Wydaje się, że to odpowiednia chwila, by wdrożyć na szeroką skalę działania mające na celu uświadamianie o korzyściach płynących z 5G. W 2020 r. obserowowaliśmy szereg ataków na maszty, które to dzialania wynikały ze strachu i dezinformacji. Jest to tym bardziej ważne, gdyż według najnowszego raportu Ericssona, 5G jest najszybciej wdrażanym standarem sieci nowej generacji w historii. Na koniec br. w zasięgu ma być ok. 218 milionów ludzi, a do 2025 r. z 5G korzystać ma 2,8 mld użytkowników. Eksperci wskazują, że do rozwoju przyczyniła się trwająca pandemia koronawirusa. Podczas lockdownów przesyłaliśmy sobie zdecydowanie większe ilości danych. Przejście na 5G jest niezbędne, by móc utrzymać płynność codziennej komunikacji. W kwestii bezpieczeństwa tego rozwiązania wypowiadział się ostatnio profesor Krzysztof Dołowy z Katedry Fizyki i Biofizyki Szkoły Głównej Gospodarstwa Wiejskiego w Warszawie. “Nie ma dowodów, które potwierdziłyby, że promieniowanie z telefonów komórkowych i stacji nadawczych szkodzi zdrowiu” – oświadczył ekpert. “Były prowadzone długotrwałe badania i na zwierzętach i na ludziach i tych badań były tysiące”.
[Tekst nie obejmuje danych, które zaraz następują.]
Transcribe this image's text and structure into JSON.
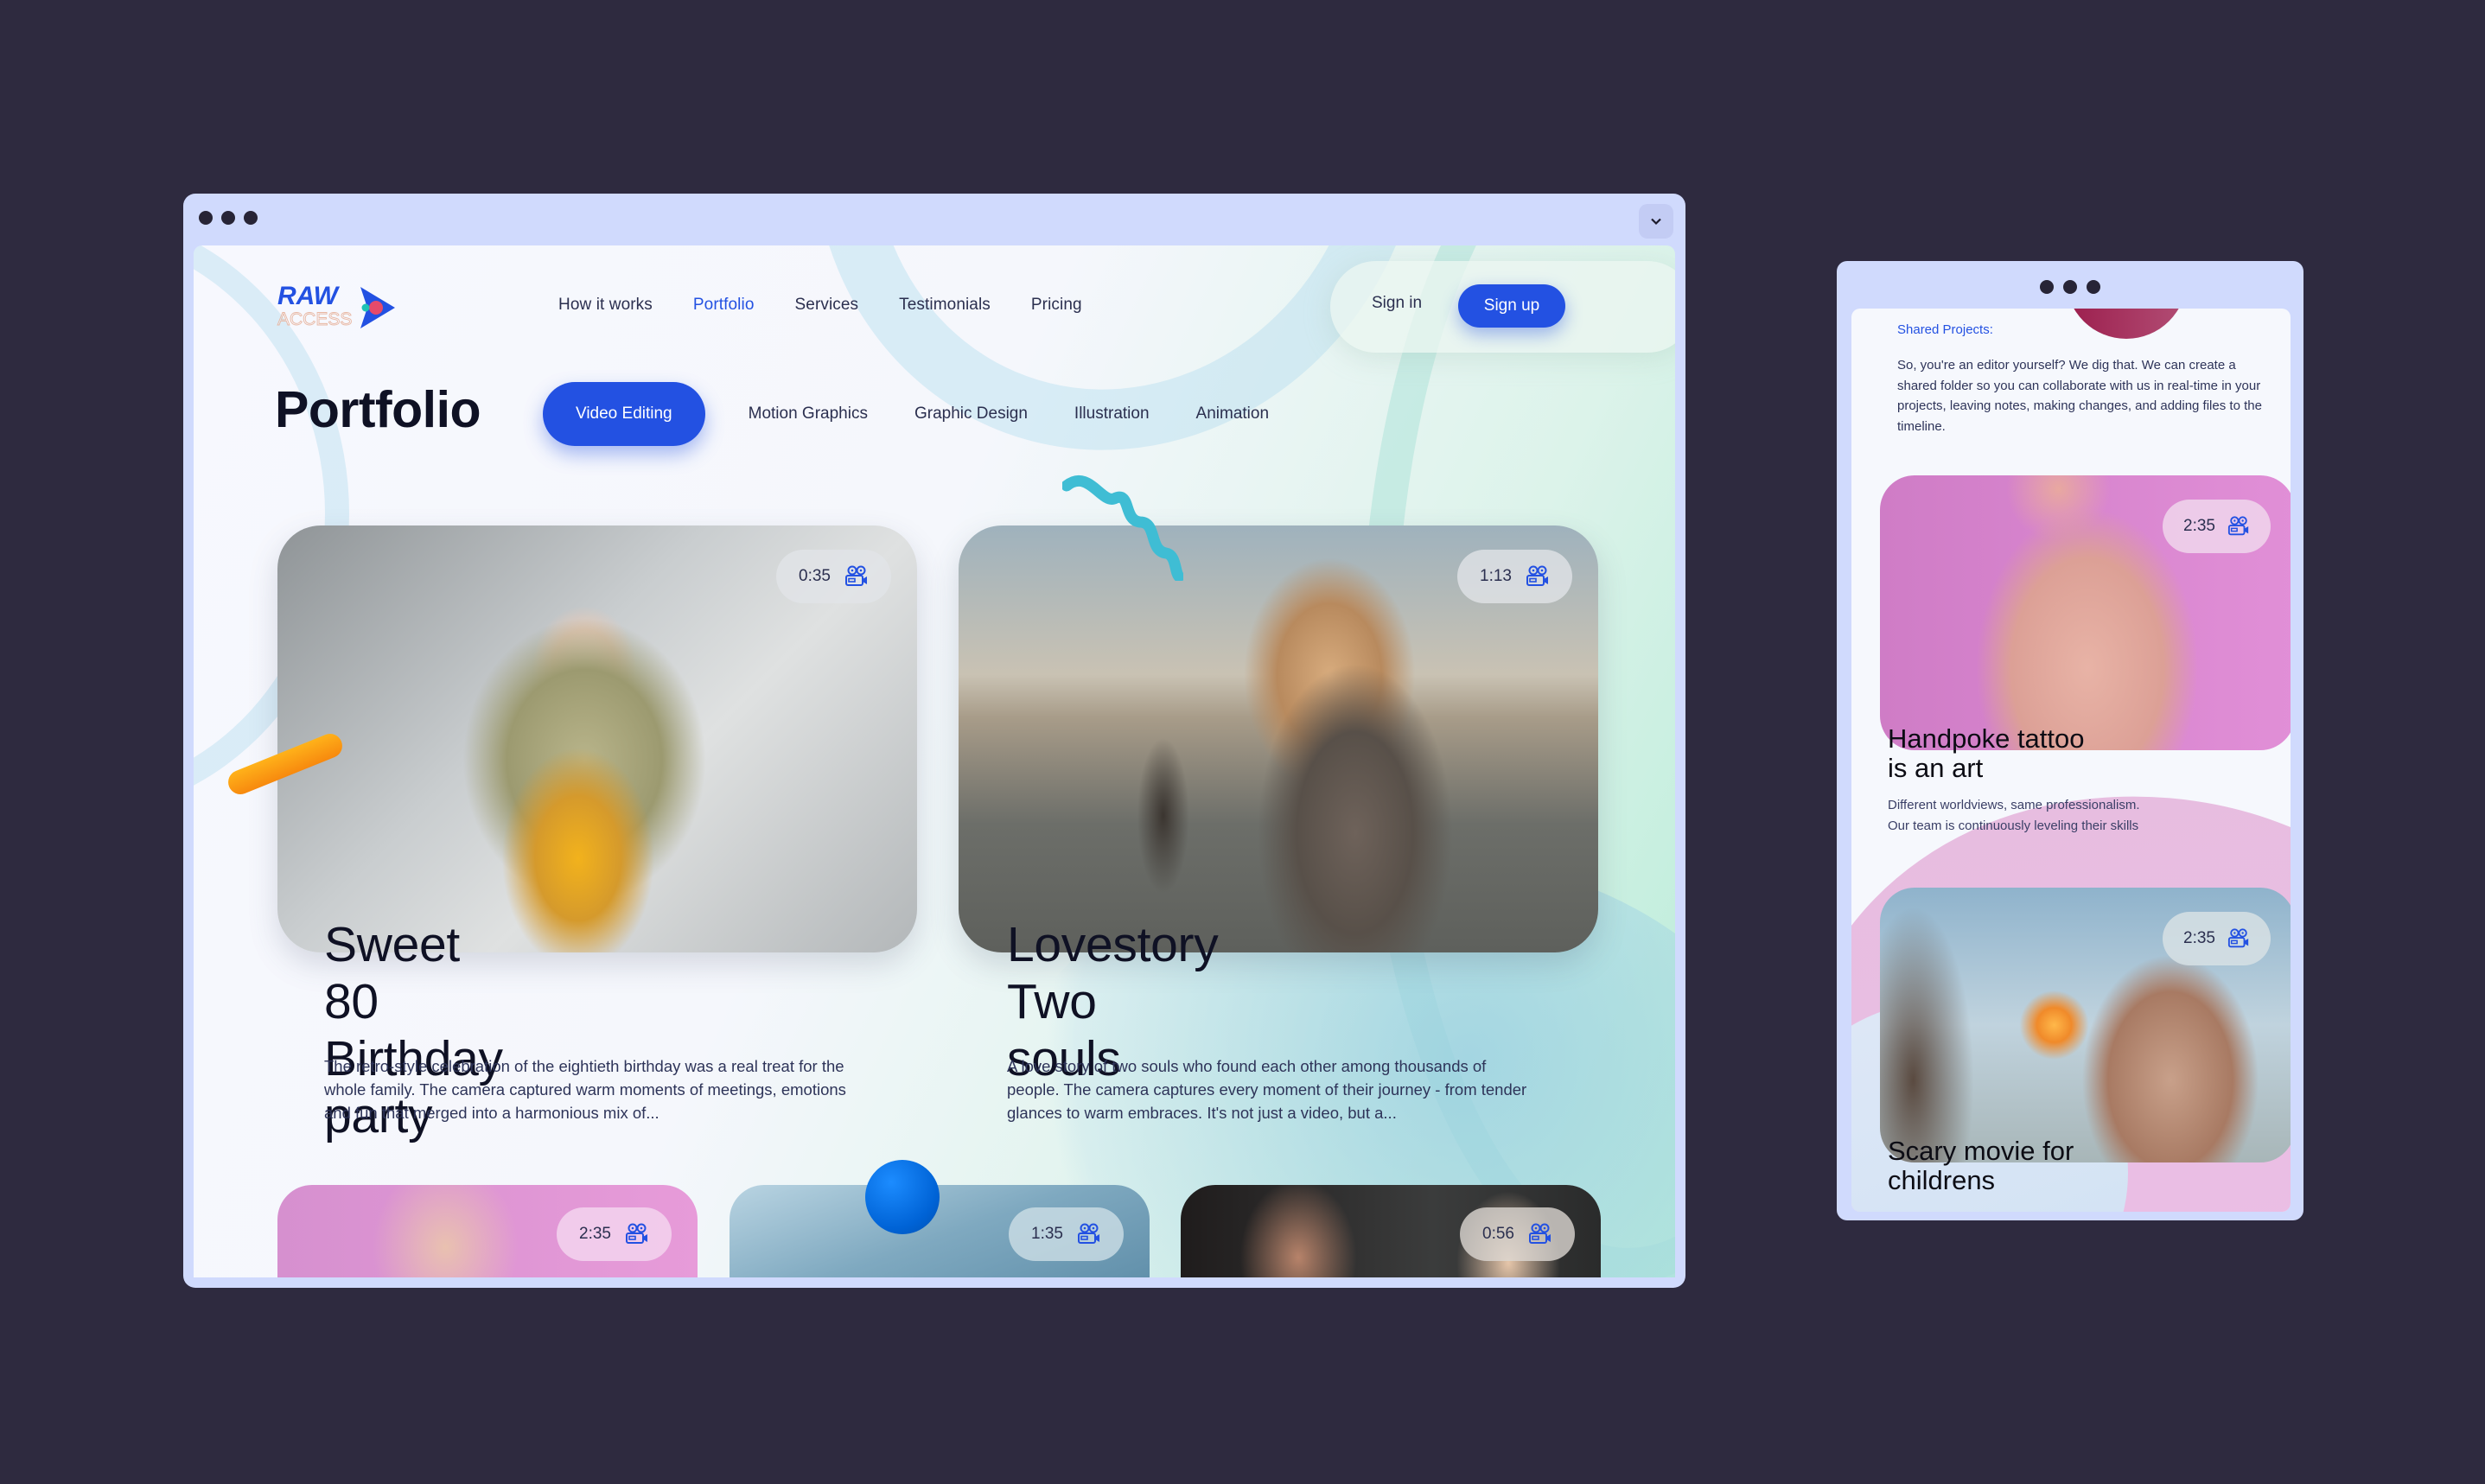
{
  "desktop": {
    "window_controls": {
      "collapse_icon": "chevron-down-icon"
    },
    "brand": {
      "logo_line1": "RAW",
      "logo_line2": "ACCESS",
      "logo_icon": "play-icon"
    },
    "nav": [
      {
        "label": "How it works",
        "active": false
      },
      {
        "label": "Portfolio",
        "active": true
      },
      {
        "label": "Services",
        "active": false
      },
      {
        "label": "Testimonials",
        "active": false
      },
      {
        "label": "Pricing",
        "active": false
      }
    ],
    "auth": {
      "sign_in": "Sign in",
      "sign_up": "Sign up"
    },
    "page_title": "Portfolio",
    "tabs": [
      {
        "label": "Video Editing",
        "active": true
      },
      {
        "label": "Motion Graphics",
        "active": false
      },
      {
        "label": "Graphic Design",
        "active": false
      },
      {
        "label": "Illustration",
        "active": false
      },
      {
        "label": "Animation",
        "active": false
      }
    ],
    "cards": [
      {
        "duration": "0:35",
        "duration_icon": "movie-camera-icon",
        "title": "Sweet 80\nBirthday party",
        "description": "The retro-style celebration of the eightieth birthday was a real treat for the whole family. The camera captured warm moments of meetings, emotions and fun that merged into a harmonious mix of..."
      },
      {
        "duration": "1:13",
        "duration_icon": "movie-camera-icon",
        "title": "Lovestory\nTwo souls",
        "description": "A love story of two souls who found each other among thousands of people. The camera captures every moment of their journey - from tender glances to warm embraces. It's not just a video, but a..."
      }
    ],
    "more_cards": [
      {
        "duration": "2:35",
        "duration_icon": "movie-camera-icon"
      },
      {
        "duration": "1:35",
        "duration_icon": "movie-camera-icon"
      },
      {
        "duration": "0:56",
        "duration_icon": "movie-camera-icon"
      }
    ],
    "colors": {
      "accent": "#2351e2",
      "frame": "#d0dafd",
      "backdrop": "#2e2a3f"
    }
  },
  "mobile": {
    "section_label": "Shared Projects:",
    "section_text": "So, you're an editor yourself? We dig that. We can create a shared folder so you can collaborate with us in real-time in your projects, leaving notes, making changes, and adding files to the timeline.",
    "cards": [
      {
        "duration": "2:35",
        "duration_icon": "movie-camera-icon",
        "title": "Handpoke tattoo\nis an art",
        "description": "Different worldviews, same professionalism.\nOur team is continuously leveling their skills"
      },
      {
        "duration": "2:35",
        "duration_icon": "movie-camera-icon",
        "title": "Scary movie for\nchildrens"
      }
    ]
  }
}
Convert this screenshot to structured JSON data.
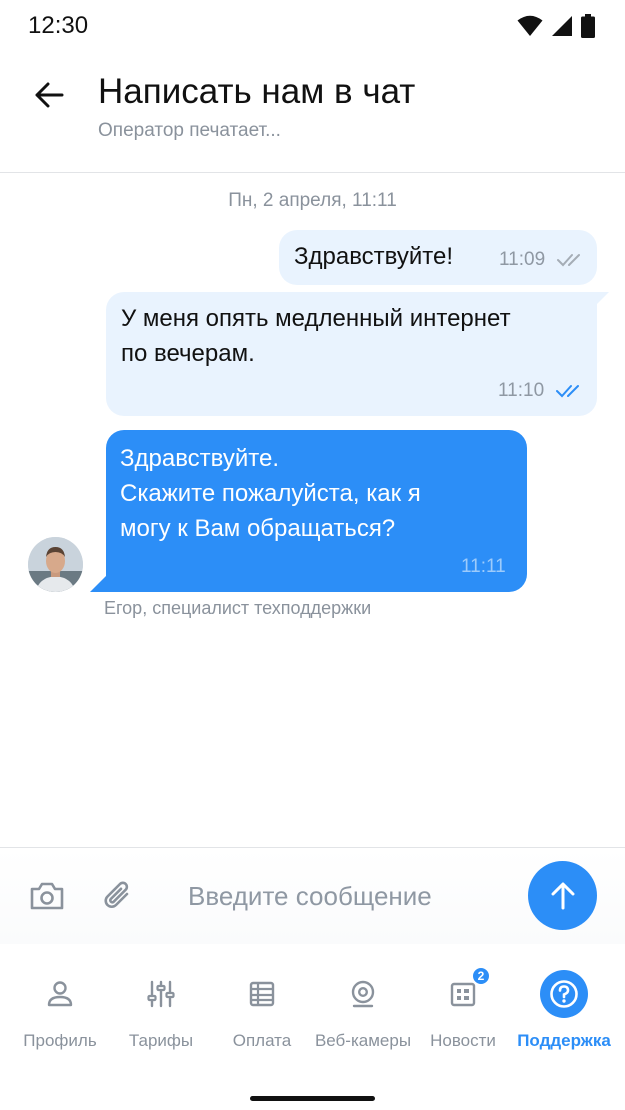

Interaktywna mapa świata opracowana przez Ericssona pokazuje pokrycie Ziemi siecią 5G w czasie rzeczywistym. Aktualnie mamy 71 działających sieci 5G w 36 krajach. Aplikację znajdziecie na ericsson.com
Armia Stanów Zjednocznonych pracuje nad usprawieniem łączności na polu bitwy. System odczytujący fale mózgowe i umożliwiający ‘cichą komunikację’ pomiędzy żołnierzami ma odkodowywać i oddzielać sygnały neuronowe kierujące zachowaniem, od reszty płynących sygnałów. Czytanie w myślach? Może. Biuro Badawcze US Army ma przeznaczyć na ten cel ponad 6 mln USD.
Słyszeliście o projekcie Taara? To technologia przesyłania danych za pomocą wiązek laserów, nad którą obecnie pracuje Google. Firma uważa, że chociaż nie jest to technologia idealna, to koszty jej wdrożenia stawiają, że może znaleźć zastosowanie w miejscach, gdzie warunki naturalne nie pozwalaja na budowę klasycznych nadajników. Twórcom udało się uzyskać prędkość rzędu 20 Gbit/s na dystansie 20 km. Być może będzie to technologia, którą wdrożą operatorzy, aby zastąpić linie radiowe. Testy w Kenii już trwają.
Chcecie więcej? W 2022 r. ma wystartować zdalnie sterowany samolot z napędem wodorowym. Ma móc utrzymywać się w powietrzu przez dwa tygodnie. Ludzkość poszukuje sposobó na ograniczenie korzystania z paliw, które są na wyczerpaniu (a także mają niekorzystny wpływ na planetę) i wygląda na to, że jesteśmy na dobrej drodze.
Przyszłość telekomunikacji jest dziś. No dobrze, będzie dziś, tylko wstanie z łóżka. Za 5 minut.